Publication year - 2014
Publication title -
journal of biomedical materials research part a
Language(s) - English
Resource type - Journals
SCImago Journal Rank - 0.849
H-Index - 150
eISSN - 1552-4965
pISSN - 1549-3296
DOI - 10.1002/jbm.a.34929
Subject(s) - self healing hydrogels , agarose , materials science , ultimate tensile strength , composite material , fibrin , biomedical engineering , compressive strength , porosity , polymer chemistry , chemistry , chromatography , medicine , immunology , biology
The effect of hydration on the biomechanical properties of fibrin and fibrin‐agarose (FA) tissue‐like hydrogels is reported. Native hydrogels with approximately 99.5% of water content and hydrogels with water content reduced until 90% and 80% by means of plastic compression (nanostructuration) were generated.
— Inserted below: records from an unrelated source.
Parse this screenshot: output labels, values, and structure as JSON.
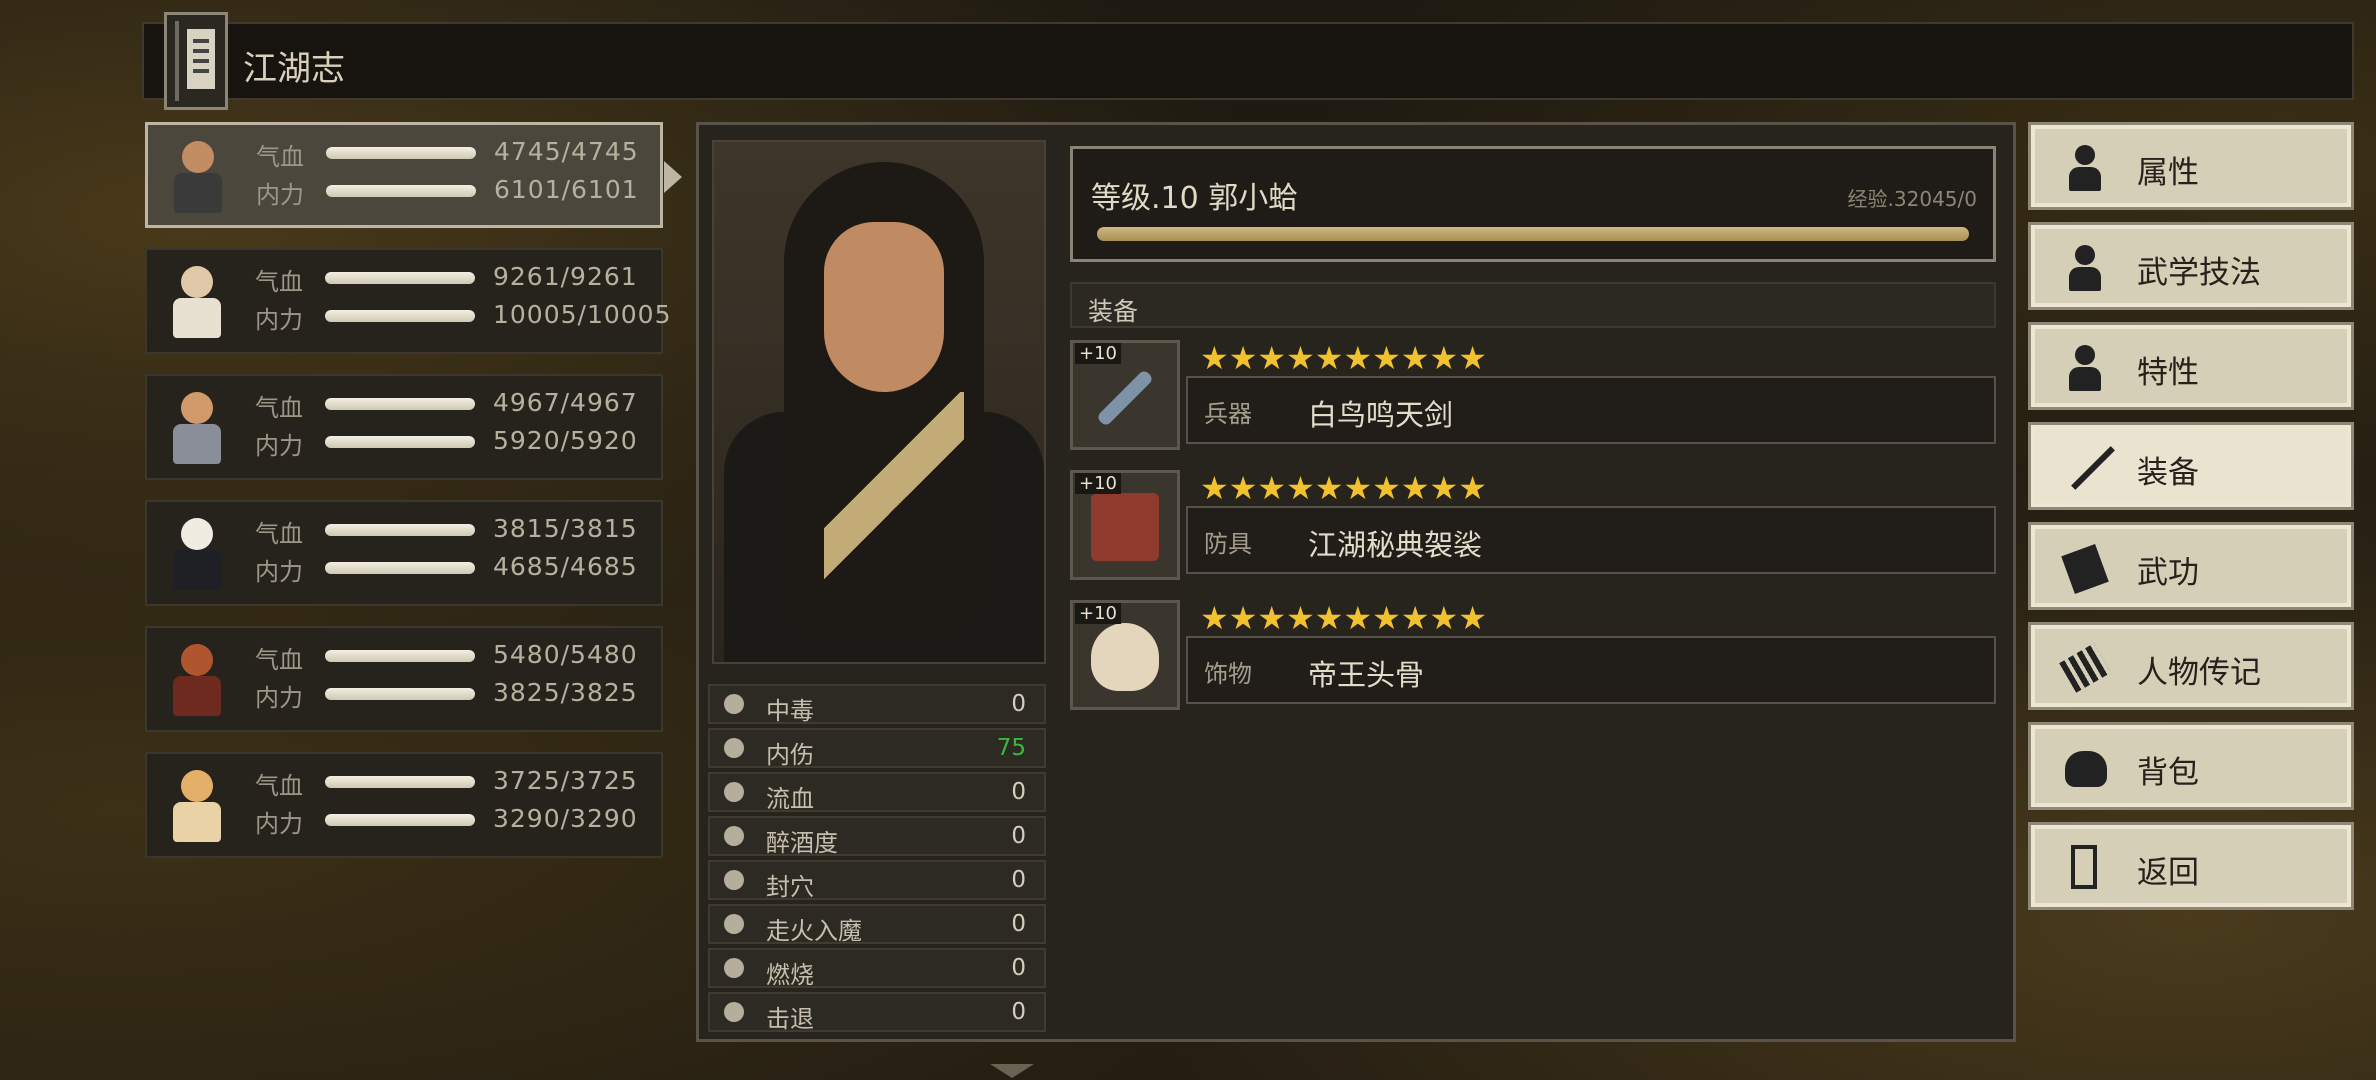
{
  "title": "江湖志",
  "roster": [
    {
      "hp_label": "气血",
      "hp": "4745/4745",
      "mp_label": "内力",
      "mp": "6101/6101",
      "selected": true,
      "head": "#c28d62",
      "body": "#3a3a3a"
    },
    {
      "hp_label": "气血",
      "hp": "9261/9261",
      "mp_label": "内力",
      "mp": "10005/10005",
      "selected": false,
      "head": "#e0c8a8",
      "body": "#e8e0d0"
    },
    {
      "hp_label": "气血",
      "hp": "4967/4967",
      "mp_label": "内力",
      "mp": "5920/5920",
      "selected": false,
      "head": "#d09a6a",
      "body": "#8a8e98"
    },
    {
      "hp_label": "气血",
      "hp": "3815/3815",
      "mp_label": "内力",
      "mp": "4685/4685",
      "selected": false,
      "head": "#f0ece2",
      "body": "#1f1f26"
    },
    {
      "hp_label": "气血",
      "hp": "5480/5480",
      "mp_label": "内力",
      "mp": "3825/3825",
      "selected": false,
      "head": "#b0562e",
      "body": "#6e2a1e"
    },
    {
      "hp_label": "气血",
      "hp": "3725/3725",
      "mp_label": "内力",
      "mp": "3290/3290",
      "selected": false,
      "head": "#e3b06a",
      "body": "#e8d2a6"
    }
  ],
  "character": {
    "level_line": "等级.10 郭小蛤",
    "exp_text": "经验.32045/0",
    "exp_fraction": 1.0
  },
  "status": [
    {
      "icon": "skull-icon",
      "label": "中毒",
      "value": "0",
      "highlight": false
    },
    {
      "icon": "broken-heart-icon",
      "label": "内伤",
      "value": "75",
      "highlight": true
    },
    {
      "icon": "blood-icon",
      "label": "流血",
      "value": "0",
      "highlight": false
    },
    {
      "icon": "drunk-icon",
      "label": "醉酒度",
      "value": "0",
      "highlight": false
    },
    {
      "icon": "acupoint-icon",
      "label": "封穴",
      "value": "0",
      "highlight": false
    },
    {
      "icon": "demon-icon",
      "label": "走火入魔",
      "value": "0",
      "highlight": false
    },
    {
      "icon": "fire-icon",
      "label": "燃烧",
      "value": "0",
      "highlight": false
    },
    {
      "icon": "boot-icon",
      "label": "击退",
      "value": "0",
      "highlight": false
    }
  ],
  "equipment": {
    "header": "装备",
    "items": [
      {
        "plus": "+10",
        "stars": 10,
        "type": "兵器",
        "name": "白鸟鸣天剑",
        "icon": "sword-icon",
        "color": "#7f93a8"
      },
      {
        "plus": "+10",
        "stars": 10,
        "type": "防具",
        "name": "江湖秘典袈裟",
        "icon": "robe-icon",
        "color": "#8e3a2c"
      },
      {
        "plus": "+10",
        "stars": 10,
        "type": "饰物",
        "name": "帝王头骨",
        "icon": "skull-icon",
        "color": "#e4d6bd"
      }
    ]
  },
  "menu": [
    {
      "label": "属性",
      "icon": "person-icon",
      "active": false
    },
    {
      "label": "武学技法",
      "icon": "person-spark-icon",
      "active": false
    },
    {
      "label": "特性",
      "icon": "person-heart-icon",
      "active": false
    },
    {
      "label": "装备",
      "icon": "sword-icon",
      "active": true
    },
    {
      "label": "武功",
      "icon": "book-icon",
      "active": false
    },
    {
      "label": "人物传记",
      "icon": "scroll-icon",
      "active": false
    },
    {
      "label": "背包",
      "icon": "bag-icon",
      "active": false
    },
    {
      "label": "返回",
      "icon": "door-icon",
      "active": false
    }
  ]
}
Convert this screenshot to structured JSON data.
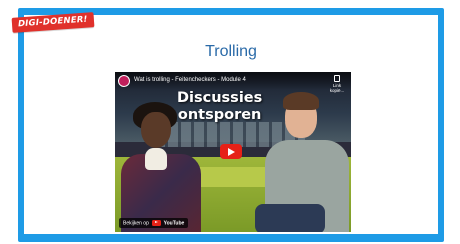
{
  "badge": {
    "label": "DIGI-DOENER!"
  },
  "page_title": "Trolling",
  "video": {
    "header_title": "Wat is trolling - Feitencheckers - Module 4",
    "copy_label": "Link kopië...",
    "overlay_line1": "Discussies",
    "overlay_line2": "ontsporen",
    "watch_on_label": "Bekijken op",
    "platform_name": "YouTube",
    "play_color": "#e62117"
  },
  "colors": {
    "frame": "#1e9be6",
    "badge": "#e0312b",
    "title": "#2a6aa8"
  }
}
The biomechanical properties of the hydrogels were investigated by tensile, compressive, and shear tests. Experimental results indicate that nanostructuration enhances the biomechanical properties of the hydrogels. This improvement is due to the partial draining of the water that fills the porous network of fibers that the plastic compression generates, which produces a denser material, as confirmed by scanning electron microscopy. Results also indicate that the characteristic compressive and shear parameters increase with agarose concentration, very likely due to the high water holding capacity of agarose, which reduces the compressibility and gives consistency to the hydrogels. However, results of tensile tests indicate a weakening of the hydrogels as agarose concentration increases, which evidences the anisotropic nature of these biomaterials. Interestingly, we found that by adjusting the water and agarose contents it is possible to tune the biomechanical properties of FA hydrogels for a broad range, within which the properties of many native tissues fall. © 2013 Wiley Periodicals, Inc. J Biomed Mater Res Part A: 102A: 2573–2582, 2014.